Manuel C. Menendez III
About Manuel C. Menendez III
Independent director of Healthcare AI Acquisition Corp. (HAIA) since December 28, 2023; age 57 as disclosed at appointment. Nearly 40 years in international business across China, APAC, U.S., Europe, and Latin America; Founder/CEO/Director of MCM Group Holdings Ltd. since July 2015; previously CEO of Great Eastern Development, leading the first U.S.–China equity JV for a Fortune 100 company in 1980; pro bono advisor to UN WHO and UNEP. HAIA’s board classifies him as an independent director under Nasdaq/SEC standards.
Past Roles
| Organization | Role | Tenure | Committees/Impact |
|---|---|---|---|
| MCM Group Holdings Ltd. | Founder, CEO, Director | Since Jul 2015 | International business development; cross-border investments focus |
| Great Eastern Development (GED) | Chief Executive Officer | Historical; led 1980 JV | Led first U.S.–China equity JV for a Fortune 100 company |
External Roles
| Organization | Role | Tenure | Committees/Impact |
|---|---|---|---|
| World Health Organization (UN) | Pro bono advisor | Not disclosed | Humanitarian/sustainable practices advisory |
| United Nations Environment Programme (UNEP) | Pro bono advisor | Not disclosed | Humanitarian/sustainable practices advisory |
Board Governance
- Independence: The board has deemed Menendez independent; HAIA’s audit, compensation, and corporate governance/nomination functions are handled by independent directors.

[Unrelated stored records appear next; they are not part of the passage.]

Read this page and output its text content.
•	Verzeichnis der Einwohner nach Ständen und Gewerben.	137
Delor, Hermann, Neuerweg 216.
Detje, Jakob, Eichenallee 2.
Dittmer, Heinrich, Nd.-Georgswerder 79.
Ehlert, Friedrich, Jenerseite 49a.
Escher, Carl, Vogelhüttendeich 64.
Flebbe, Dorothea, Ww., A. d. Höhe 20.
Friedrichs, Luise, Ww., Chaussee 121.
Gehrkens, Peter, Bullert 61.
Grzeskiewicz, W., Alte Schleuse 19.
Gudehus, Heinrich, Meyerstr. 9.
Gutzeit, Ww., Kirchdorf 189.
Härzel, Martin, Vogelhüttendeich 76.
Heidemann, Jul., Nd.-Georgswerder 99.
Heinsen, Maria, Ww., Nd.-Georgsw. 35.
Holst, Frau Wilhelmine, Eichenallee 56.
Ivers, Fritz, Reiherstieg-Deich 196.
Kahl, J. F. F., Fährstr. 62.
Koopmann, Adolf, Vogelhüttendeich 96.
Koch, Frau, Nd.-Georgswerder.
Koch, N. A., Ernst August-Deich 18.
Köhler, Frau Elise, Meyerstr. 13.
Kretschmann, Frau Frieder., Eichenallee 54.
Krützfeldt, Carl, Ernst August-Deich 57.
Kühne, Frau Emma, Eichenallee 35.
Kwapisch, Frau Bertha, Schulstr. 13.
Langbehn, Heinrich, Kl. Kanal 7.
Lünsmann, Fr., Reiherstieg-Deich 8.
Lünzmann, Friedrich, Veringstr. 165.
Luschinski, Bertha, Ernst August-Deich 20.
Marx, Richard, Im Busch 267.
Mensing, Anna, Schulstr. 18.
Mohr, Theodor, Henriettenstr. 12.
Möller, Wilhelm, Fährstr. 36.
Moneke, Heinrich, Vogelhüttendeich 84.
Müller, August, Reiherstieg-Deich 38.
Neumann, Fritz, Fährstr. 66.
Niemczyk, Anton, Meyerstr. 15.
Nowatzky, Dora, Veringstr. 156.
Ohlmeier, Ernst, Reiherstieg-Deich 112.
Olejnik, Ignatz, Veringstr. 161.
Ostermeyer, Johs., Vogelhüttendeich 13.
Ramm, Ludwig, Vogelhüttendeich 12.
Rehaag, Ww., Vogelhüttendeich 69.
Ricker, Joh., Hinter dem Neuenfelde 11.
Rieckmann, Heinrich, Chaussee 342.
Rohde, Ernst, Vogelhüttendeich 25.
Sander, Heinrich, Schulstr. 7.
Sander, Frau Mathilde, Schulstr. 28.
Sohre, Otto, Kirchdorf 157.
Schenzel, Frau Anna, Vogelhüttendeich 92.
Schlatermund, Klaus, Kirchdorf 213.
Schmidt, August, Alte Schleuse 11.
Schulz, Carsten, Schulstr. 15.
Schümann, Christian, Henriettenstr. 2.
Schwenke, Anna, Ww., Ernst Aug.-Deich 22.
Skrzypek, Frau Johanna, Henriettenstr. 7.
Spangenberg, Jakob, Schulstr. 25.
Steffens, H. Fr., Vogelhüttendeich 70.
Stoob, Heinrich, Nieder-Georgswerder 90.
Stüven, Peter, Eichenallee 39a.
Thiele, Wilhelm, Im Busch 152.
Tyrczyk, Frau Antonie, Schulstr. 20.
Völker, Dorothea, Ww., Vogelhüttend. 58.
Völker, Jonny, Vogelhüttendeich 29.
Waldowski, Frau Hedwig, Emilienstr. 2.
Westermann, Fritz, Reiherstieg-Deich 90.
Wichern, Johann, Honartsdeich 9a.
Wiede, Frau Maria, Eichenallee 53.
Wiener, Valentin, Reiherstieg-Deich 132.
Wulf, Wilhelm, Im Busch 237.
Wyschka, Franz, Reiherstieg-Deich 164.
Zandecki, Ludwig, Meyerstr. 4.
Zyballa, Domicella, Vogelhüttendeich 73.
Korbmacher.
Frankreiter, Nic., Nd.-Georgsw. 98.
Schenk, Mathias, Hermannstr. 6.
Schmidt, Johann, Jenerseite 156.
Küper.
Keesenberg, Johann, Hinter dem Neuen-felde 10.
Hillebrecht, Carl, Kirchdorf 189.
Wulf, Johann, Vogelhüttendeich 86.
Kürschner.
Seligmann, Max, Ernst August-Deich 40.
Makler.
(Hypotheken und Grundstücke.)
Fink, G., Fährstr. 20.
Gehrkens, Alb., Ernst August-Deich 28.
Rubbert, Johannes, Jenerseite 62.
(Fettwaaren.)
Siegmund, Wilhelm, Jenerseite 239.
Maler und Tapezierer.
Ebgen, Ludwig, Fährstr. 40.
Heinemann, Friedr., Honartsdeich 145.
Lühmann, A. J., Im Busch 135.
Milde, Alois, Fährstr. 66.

- Committee assignments and roles:
- Audit Committee: Member (Chair: Nat Y. Chan; Chan designated audit committee financial expert).

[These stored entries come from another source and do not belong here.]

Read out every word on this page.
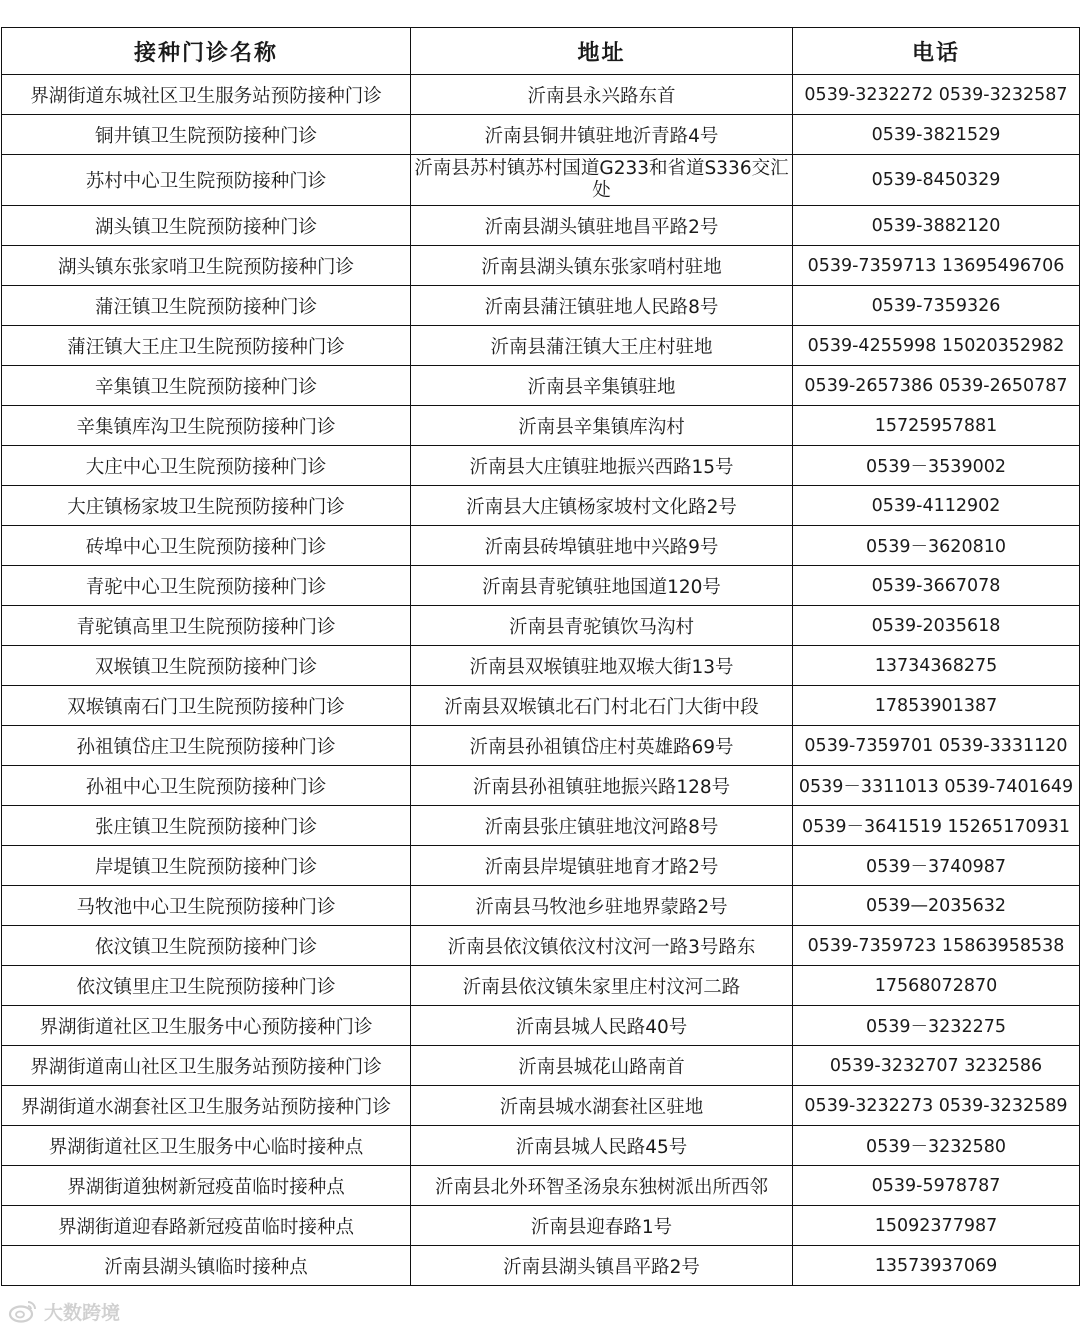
接种门诊名称	地址	电话
界湖街道东城社区卫生服务站预防接种门诊	沂南县永兴路东首	0539-3232272 0539-3232587
铜井镇卫生院预防接种门诊	沂南县铜井镇驻地沂青路4号	0539-3821529
苏村中心卫生院预防接种门诊	沂南县苏村镇苏村国道G233和省道S336交汇处	0539-8450329
湖头镇卫生院预防接种门诊	沂南县湖头镇驻地昌平路2号	0539-3882120
湖头镇东张家哨卫生院预防接种门诊	沂南县湖头镇东张家哨村驻地	0539-7359713 13695496706
蒲汪镇卫生院预防接种门诊	沂南县蒲汪镇驻地人民路8号	0539-7359326
蒲汪镇大王庄卫生院预防接种门诊	沂南县蒲汪镇大王庄村驻地	0539-4255998 15020352982
辛集镇卫生院预防接种门诊	沂南县辛集镇驻地	0539-2657386 0539-2650787
辛集镇库沟卫生院预防接种门诊	沂南县辛集镇库沟村	15725957881
大庄中心卫生院预防接种门诊	沂南县大庄镇驻地振兴西路15号	0539－3539002
大庄镇杨家坡卫生院预防接种门诊	沂南县大庄镇杨家坡村文化路2号	0539-4112902
砖埠中心卫生院预防接种门诊	沂南县砖埠镇驻地中兴路9号	0539－3620810
青驼中心卫生院预防接种门诊	沂南县青驼镇驻地国道120号	0539-3667078
青驼镇高里卫生院预防接种门诊	沂南县青驼镇饮马沟村	0539-2035618
双堠镇卫生院预防接种门诊	沂南县双堠镇驻地双堠大街13号	13734368275
双堠镇南石门卫生院预防接种门诊	沂南县双堠镇北石门村北石门大街中段	17853901387
孙祖镇岱庄卫生院预防接种门诊	沂南县孙祖镇岱庄村英雄路69号	0539-7359701 0539-3331120
孙祖中心卫生院预防接种门诊	沂南县孙祖镇驻地振兴路128号	0539－3311013 0539-7401649
张庄镇卫生院预防接种门诊	沂南县张庄镇驻地汶河路8号	0539－3641519 15265170931
岸堤镇卫生院预防接种门诊	沂南县岸堤镇驻地育才路2号	0539－3740987
马牧池中心卫生院预防接种门诊	沂南县马牧池乡驻地界蒙路2号	0539—2035632
依汶镇卫生院预防接种门诊	沂南县依汶镇依汶村汶河一路3号路东	0539-7359723 15863958538
依汶镇里庄卫生院预防接种门诊	沂南县依汶镇朱家里庄村汶河二路	17568072870
界湖街道社区卫生服务中心预防接种门诊	沂南县城人民路40号	0539－3232275
界湖街道南山社区卫生服务站预防接种门诊	沂南县城花山路南首	0539-3232707 3232586
界湖街道水湖套社区卫生服务站预防接种门诊	沂南县城水湖套社区驻地	0539-3232273 0539-3232589
界湖街道社区卫生服务中心临时接种点	沂南县城人民路45号	0539－3232580
界湖街道独树新冠疫苗临时接种点	沂南县北外环智圣汤泉东独树派出所西邻	0539-5978787
界湖街道迎春路新冠疫苗临时接种点	沂南县迎春路1号	15092377987
沂南县湖头镇临时接种点	沂南县湖头镇昌平路2号	13573937069
大数跨境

- Compensation Committee: Member and Chair.
- Director nominations: As of the latest 10-K, HAIA has no standing nominating committee; a majority of independent directors handle nominations.
- Classified board: Directors are divided into three classes with staggered three-year terms per Articles.
- Policies and controls: Code of Ethics in place; Clawback Policy adopted under Exchange Act Section 10D.
- Executive sessions: Independent directors have regularly scheduled meetings where only independent directors are present.
- Structural context: Initial shareholders (sponsor and initial investors) control ~95% of voting power as of Sept. 17, 2025, indicating potential entrenchment risk not specific to Menendez.
Fixed Compensation
| Component | Amount/Terms | Notes |
|---|---|---|
| Annual retainer (cash) | $0 | “None of our executive officers or directors have received any cash compensation for services rendered to us.” |
| Committee fees | $0 | No committee cash fees disclosed. |
| Meeting fees | $0 | Not paid; only expense reimbursements. |
| Admin/office support | $10,000/month reimbursed to former sponsor (ceased post-handover) | Accrued $177,095 before sponsor handover; former sponsor waived; new sponsor will not charge admin fee. |
Performance Compensation
| Metric/Instrument | Grant/Terms | Notes |
|---|---|---|
| Equity awards (RSUs/PSUs) | None disclosed | No director equity awards disclosed prior to business combination. |
| Options | None disclosed | No option grants disclosed. |
| Bonus/Performance cash | None | SPAC structure—no cash comp to directors/officers prior to business combination. |
| Clawback provisions | Board-adopted Clawback Policy | Designed to comply with Exchange Act Section 10D. |
Other Directorships & Interlocks
- Current public company boards: None disclosed for Menendez.
- Private/company roles: CEO/Director, MCM Group Holdings Ltd.
- Interlocks: HAIA notes no compensation committee interlocks with Menendez in the past year.
Expertise & Qualifications
- International business and cross-border investment expertise (China/APAC/US/EU/LatAm).
- Not designated as audit committee financial expert (that role is assigned to Nat Y. Chan).
Equity Ownership
| Holder | As of 12/28/2023 | As of 9/17/2025 |
|---|---|---|
| Manuel C. Menendez III | 0 shares beneficially owned (Form 3) | “Less than 1%” beneficial ownership (exact shares not disclosed in table) |
| Pledging/Hedging | Not disclosed | Not disclosed |
Governance Assessment
- Strengths:
- Independent director serving on Audit and as Compensation Chair; independent oversight of executive pay policies (when applicable post-business combination) and related-party reviews.
- International dealmaking experience aligns with HAIA’s cross-border transaction profile.
- Clawback Policy and Code of Ethics in place.
- Watch items / potential red flags:
- Ownership alignment appears limited: Form 3 reported no beneficial ownership at appointment; later beneficial ownership disclosed only as “<1%,” with no detail—limited “skin in the game.”
- Structural control by initial shareholders (~95% voting power as of Sept. 17, 2025) reduces minority investor influence; not specific to Menendez but a governance context risk.
- No standing nominating committee as of latest 10-K; nominations handled by independent directors, which can be effective but concentrates process.
- Attendance metrics not disclosed; no data on engagement frequency by director.
Related-party exposure: HAIA discloses audit committee review of related-party transactions and lists Menendez’s outside affiliation (MCM Group Holdings); no related-party transactions involving Menendez are disclosed.
Compensation outlook: As a SPAC, HAIA pays no director cash or equity compensation pre-business combination; post-close arrangements, if any, will be disclosed with the transaction.